In this regard, Shiimi further explained, the Bank of Namibia’s statutory intervention was merited, especially considering that some of the SME Bank management fled the country before they were informed of the takeover of management.
He said when Bryan Eiseb, the Bank of Namibia director for exchange control and legal services went to deliver the letters of removal, Banda, Mumvuma and Gore had left.
“Mr. Banda wilfully absented himself from office and Namibia, in which absence he persists. The current precise whereabouts of Mumvuma and Gore are presently unknown. It is suspected that they left Namibia to avoid answering questions to the [ongoing] investigations being conducted by the Bank of Namibia.
“Curiously, their affidavits are all deposed to in neighbouring countries, with no explanation being proffered for the deponents having left Namibia in the above circumstances,” he added.
Eiseb, said Shiimi, found out that some of the SME Bank’s critical information was not served on the bank’s main server but was on some of the managers’ laptops.
In addition, on the day Eiseb arrived, he also found out that the T24 had been
shut down remotely and he could not locate the keys to the server room.
Mumvuma, Banda and Gore, according to Shiimi, took along company laptops that contain vital information.
Despite the managers going away with laptops that contain information, Shiimi said, the Bank of Namibia managed to get information regarding the investments at VBS.
The statement, according to Shiimi, was dated 23 March 2017 and showed deposits made between 1 January 2014 and 22 March 2017.
Nhlanhla Mduduzi Nkuna, an employee at VBS as a financial officer, provided the account statement that showed that only N$10m was invested with them on 11 August 2016 and that the money was then withdrawn on the same day.
“No other amount was deposited into this this account for that period. This means that the account was only active for one day,” Shiimi said, adding that this information is different from the one submitted to BDO that showed that the same account had N$185,3m.
He said there was another account sent by VBS to SME Bank dated 10 January 2017 which showed that there was N$153,8m as at 31 December 2016.
No such amounts, said Shiimi, are evident in the latest statement received on 23 March 2017.
In view of this, he said, the information presented by Banda, Mumvuma and VBS to BDO “is contradictory, unreliable, highly questionable and suspicious”.

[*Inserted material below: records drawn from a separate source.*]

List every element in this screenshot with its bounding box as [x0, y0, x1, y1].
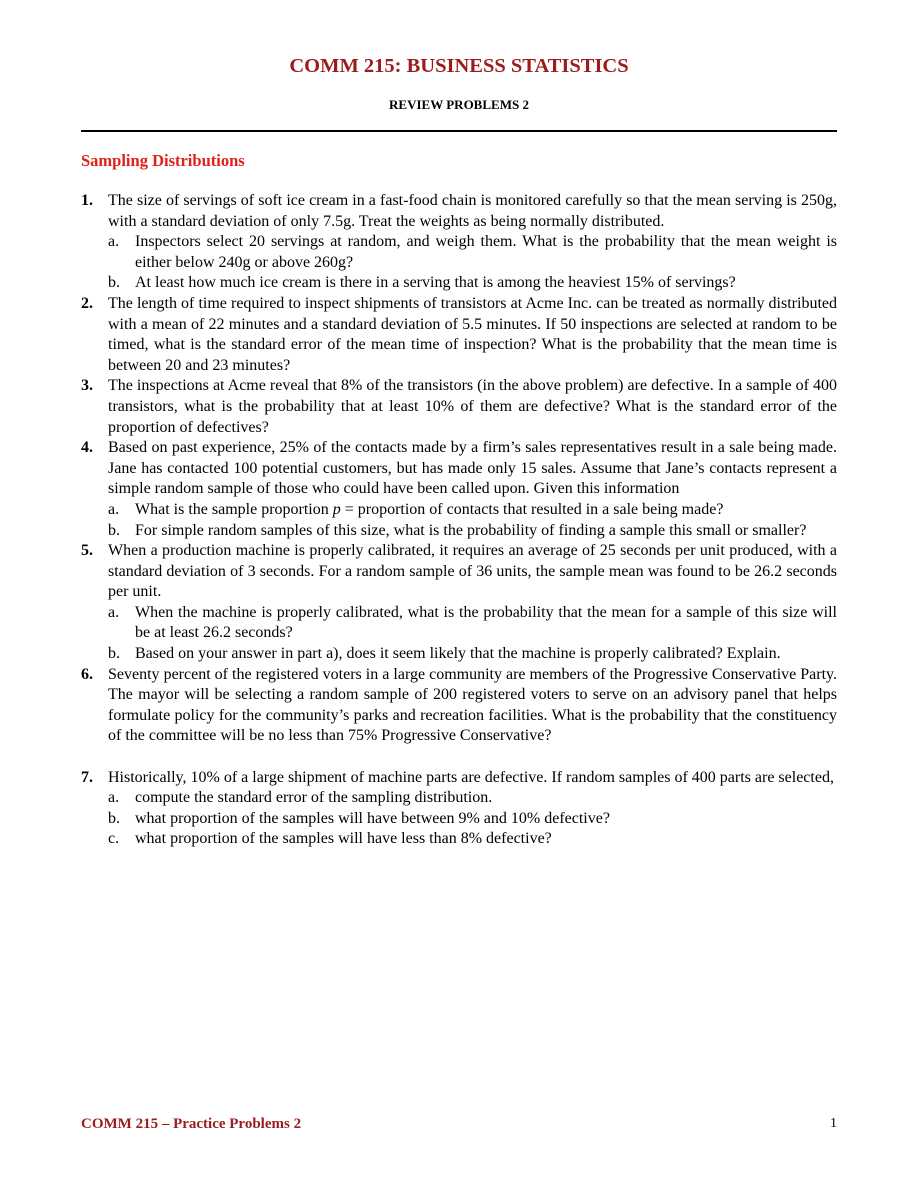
problem-text: The length of time required to inspect shipments of transistors at Acme Inc. can be treated as normally distributed with a mean of 22 minutes and a standard deviation of 5.5 minutes. If 50 inspections are selected at random to be timed, what is the standard error of the mean time of inspection? What is the probability that the mean time is between 20 and 23 minutes?: [108, 294, 837, 374]
part-text: what proportion of the samples will have between 9% and 10% defective?: [135, 809, 610, 827]
part-label: b.: [108, 809, 120, 827]
problem-6: [81, 665, 837, 747]
part-label: b.: [108, 521, 120, 539]
problem-5: [81, 541, 837, 603]
problem-7-part-a: [81, 788, 837, 809]
part-label: a.: [108, 789, 120, 807]
variable-p: p: [332, 500, 341, 518]
problem-1-part-b: [81, 273, 837, 294]
part-label: a.: [108, 233, 120, 251]
page-subtitle: REVIEW PROBLEMS 2: [389, 97, 529, 112]
problem-text: Historically, 10% of a large shipment of machine parts are defective. If random samples of 400 parts are selected,: [108, 768, 834, 786]
problem-3: [81, 376, 837, 438]
problem-7-part-b: [81, 809, 837, 830]
problem-1: [81, 191, 837, 232]
problem-number: 7.: [81, 768, 93, 786]
problem-text: Seventy percent of the registered voters in a large community are members of the Progressive Conservative Party. The mayor will be selecting a random sample of 200 registered voters to serve on an advisory panel that helps formulate policy for the community’s parks and recreation facilities. What is the probability that the constituency of the committee will be no less than 75% Progressive Conservative?: [108, 665, 837, 745]
part-label: c.: [108, 830, 120, 848]
problem-1-part-a: [81, 232, 837, 273]
problem-text: When a production machine is properly calibrated, it requires an average of 25 seconds per unit produced, with a standard deviation of 3 seconds. For a random sample of 36 units, the sample mean was found to be 26.2 seconds per unit.: [108, 542, 837, 601]
problem-text: Based on past experience, 25% of the contacts made by a firm’s sales representatives result in a sale being made. Jane has contacted 100 potential customers, but has made only 15 sales. Assume that Jane’s contacts represent a simple random sample of those who could have been called upon. Given this information: [108, 439, 837, 498]
part-text: what proportion of the samples will have less than 8% defective?: [135, 830, 552, 848]
problem-number: 1.: [81, 192, 93, 209]
problem-7-part-c: [81, 829, 837, 850]
problem-text: The size of servings of soft ice cream in a fast-food chain is monitored carefully so that the mean serving is 250g, with a standard deviation of only 7.5g. Treat the weights as being normally distributed.: [108, 192, 837, 230]
page-number: 1: [830, 1116, 837, 1131]
page-title: COMM 215: BUSINESS STATISTICS: [289, 55, 629, 77]
problem-number: 4.: [81, 439, 93, 457]
part-text: For simple random samples of this size, what is the probability of finding a sample this small or smaller?: [135, 521, 807, 539]
part-text: compute the standard error of the sampling distribution.: [135, 789, 493, 807]
part-text: When the machine is properly calibrated, what is the probability that the mean for a sample of this size will be at least 26.2 seconds?: [135, 603, 837, 642]
problem-number: 3.: [81, 377, 93, 395]
part-label: a.: [108, 500, 120, 518]
problem-4: [81, 438, 837, 500]
part-label: b.: [108, 645, 120, 663]
part-label: b.: [108, 274, 120, 292]
blank-line: [81, 747, 837, 768]
part-text: Inspectors select 20 servings at random, and weigh them. What is the probability that the mean weight is either below 240g or above 260g?: [135, 233, 837, 271]
problem-5-part-b: [81, 644, 837, 665]
part-text: At least how much ice cream is there in a serving that is among the heaviest 15% of servings?: [135, 274, 736, 292]
footer-course-label: COMM 215 – Practice Problems 2: [81, 1116, 302, 1132]
part-text-start: What is the sample proportion: [135, 500, 333, 518]
part-text-end: = proportion of contacts that resulted in a sale being made?: [340, 500, 724, 518]
problem-7: [81, 768, 837, 789]
problem-4-part-a: [81, 500, 837, 521]
problem-2: [81, 294, 837, 376]
problem-5-part-a: [81, 603, 837, 644]
problem-4-part-b: [81, 521, 837, 542]
section-heading: Sampling Distributions: [81, 151, 245, 170]
part-label: a.: [108, 603, 120, 621]
header-divider: [81, 130, 837, 132]
problem-list: [81, 191, 837, 850]
problem-number: 6.: [81, 665, 93, 683]
part-text: Based on your answer in part a), does it seem likely that the machine is properly calibrated? Explain.: [135, 645, 781, 663]
problem-text: The inspections at Acme reveal that 8% of the transistors (in the above problem) are defective. In a sample of 400 transistors, what is the probability that at least 10% of them are defective? What is the standard error of the proportion of defectives?: [108, 377, 837, 436]
problem-number: 2.: [81, 294, 93, 312]
problem-number: 5.: [81, 542, 93, 560]
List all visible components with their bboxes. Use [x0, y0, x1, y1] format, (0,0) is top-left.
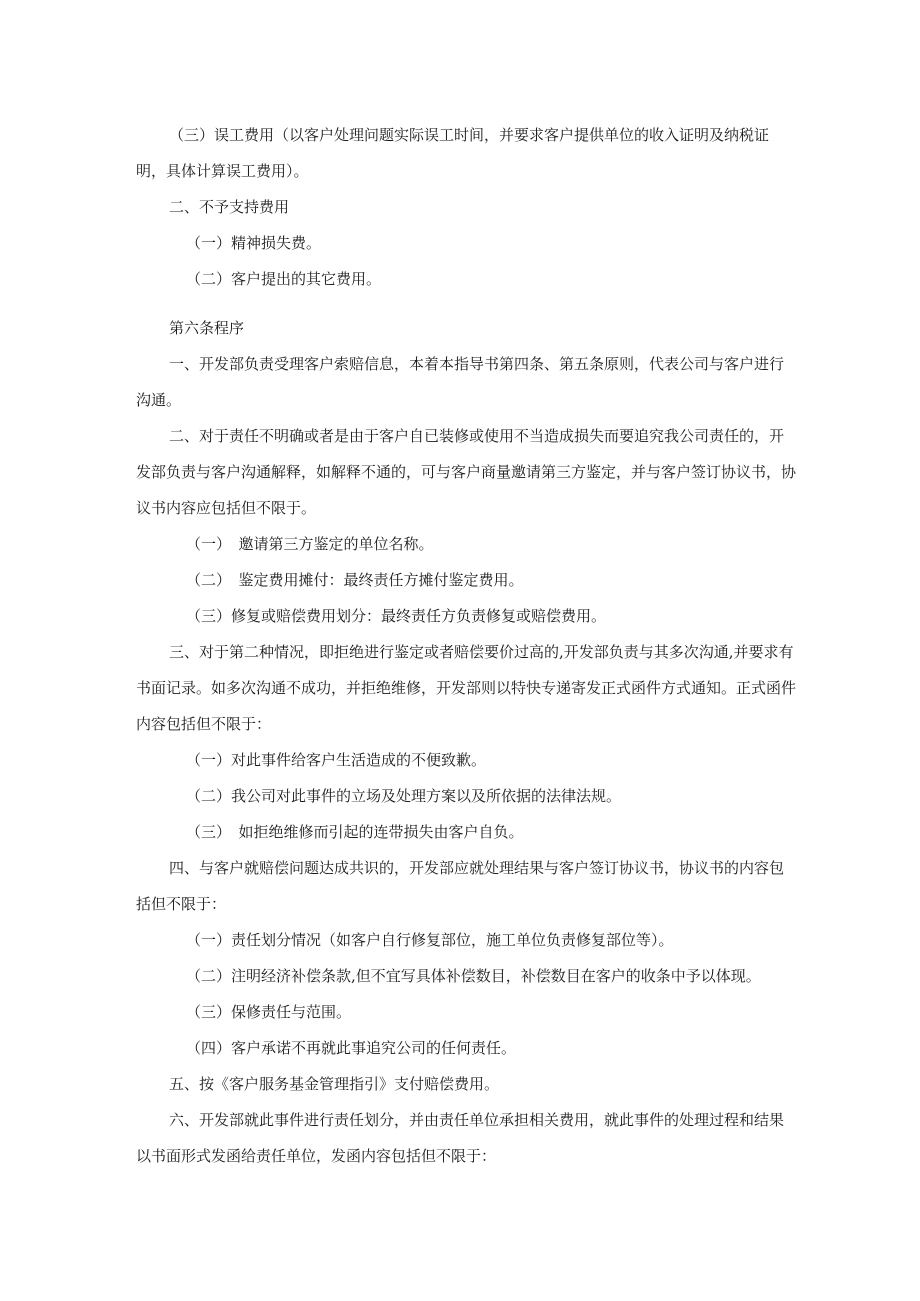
- list-item: （二） 鉴定费用摊付：最终责任方摊付鉴定费用。: [186, 571, 524, 589]
- paragraph-item-3: 三、对于第二种情况，即拒绝进行鉴定或者赔偿要价过高的,开发部负责与其多次沟通,并要求有书面记录。如多次沟通不成功，并拒绝维修，开发部则以特快专递寄发正式函件方式通知。正式函件内容包括但不限于：: [136, 643, 797, 733]
- paragraph-item-5: 五、按《客户服务基金管理指引》支付赔偿费用。: [169, 1075, 500, 1093]
- list-item: （二）我公司对此事件的立场及处理方案以及所依据的法律法规。: [186, 787, 622, 805]
- heading-unsupported-costs: 二、不予支持费用: [169, 198, 290, 216]
- list-item: （四）客户承诺不再就此事追究公司的任何责任。: [186, 1039, 517, 1057]
- list-item: （一）责任划分情况（如客户自行修复部位，施工单位负责修复部位等）。: [186, 931, 674, 949]
- list-item: （三）修复或赔偿费用划分：最终责任方负责修复或赔偿费用。: [186, 607, 607, 625]
- paragraph-item-1: 一、开发部负责受理客户索赔信息，本着本指导书第四条、第五条原则，代表公司与客户进行沟通。: [136, 355, 785, 409]
- paragraph-item-4: 四、与客户就赔偿问题达成共识的，开发部应就处理结果与客户签订协议书，协议书的内容包括但不限于：: [136, 859, 785, 913]
- paragraph-lost-wages: （三）误工费用（以客户处理问题实际误工时间，并要求客户提供单位的收入证明及纳税证明，具体计算误工费用）。: [136, 126, 770, 180]
- list-item: （二）注明经济补偿条款,但不宜写具体补偿数目，补偿数目在客户的收条中予以体现。: [186, 967, 761, 985]
- paragraph-item-6: 六、开发部就此事件进行责任划分，并由责任单位承担相关费用，就此事件的处理过程和结果以书面形式发函给责任单位，发函内容包括但不限于：: [136, 1111, 785, 1165]
- list-item: （一）对此事件给客户生活造成的不便致歉。: [186, 751, 487, 769]
- section-heading-article-6: 第六条程序: [169, 319, 245, 337]
- list-item: （二）客户提出的其它费用。: [186, 270, 382, 288]
- list-item: （一）精神损失费。: [186, 234, 322, 252]
- list-item: （三） 如拒绝维修而引起的连带损失由客户自负。: [186, 823, 524, 841]
- paragraph-item-2: 二、对于责任不明确或者是由于客户自已装修或使用不当造成损失而要追究我公司责任的，开发部负责与客户沟通解释，如解释不通的，可与客户商量邀请第三方鉴定，并与客户签订协议书，协议书内容应包括但不限于。: [136, 427, 797, 517]
- list-item: （三）保修责任与范围。: [186, 1003, 352, 1021]
- list-item: （一） 邀请第三方鉴定的单位名称。: [186, 535, 434, 553]
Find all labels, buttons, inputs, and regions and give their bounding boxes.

Furthermore, Nkuna, Shiimi said, told an SME Bank employee, Venencia Olobilwe that as of 23 March 2017, the SME Bank investment account with them had N$458,855.
VBS head of treasury Phopi Mukhodobwane, according to Shiimi, told Olobilwe that the account statements presented earlier by Banda and Mumvuma as issued by VBS appear different from their normal system-generated statements.
“In addition to the alleged investments with VBS and Mamepe, the preliminary findings of the Bank of Namibia also uncovered an investment of N$10m with Tulive Capital.
“About N$6,7m of this amount is allegedly invested in a speculative equity investment in South Africa and the rest with a local bank.
“According to a report provided by Tulive Capital, the funds invested in South Africa have allegedly suffered significant losses such that the balance now stands at N$48 000 as compared to the initial investment of N$6,7m,” Shiimi said.
Bank of Namibia’s findings show that funds invested by the SME Bank as of 28 February 2017 was N$207,6m, excluding N$3,6m interest.
According to Shiimi, this amount was arrived at by compiling date from different sources such as bank statements, the general ledger, trial balance and cash flow assessments.
“There is reason to believe that at least N$150m (if not all) of the alleged VBS and Mamepe investment may not be recoverable because the funds were paid into various accounts belonging to other beneficiaries namely Asset Movement Financial Services, DMA Consultants, Moody Blue and Transparency. com,” Shiimi revealed, adding that the nature of the businesses for these companies is not known.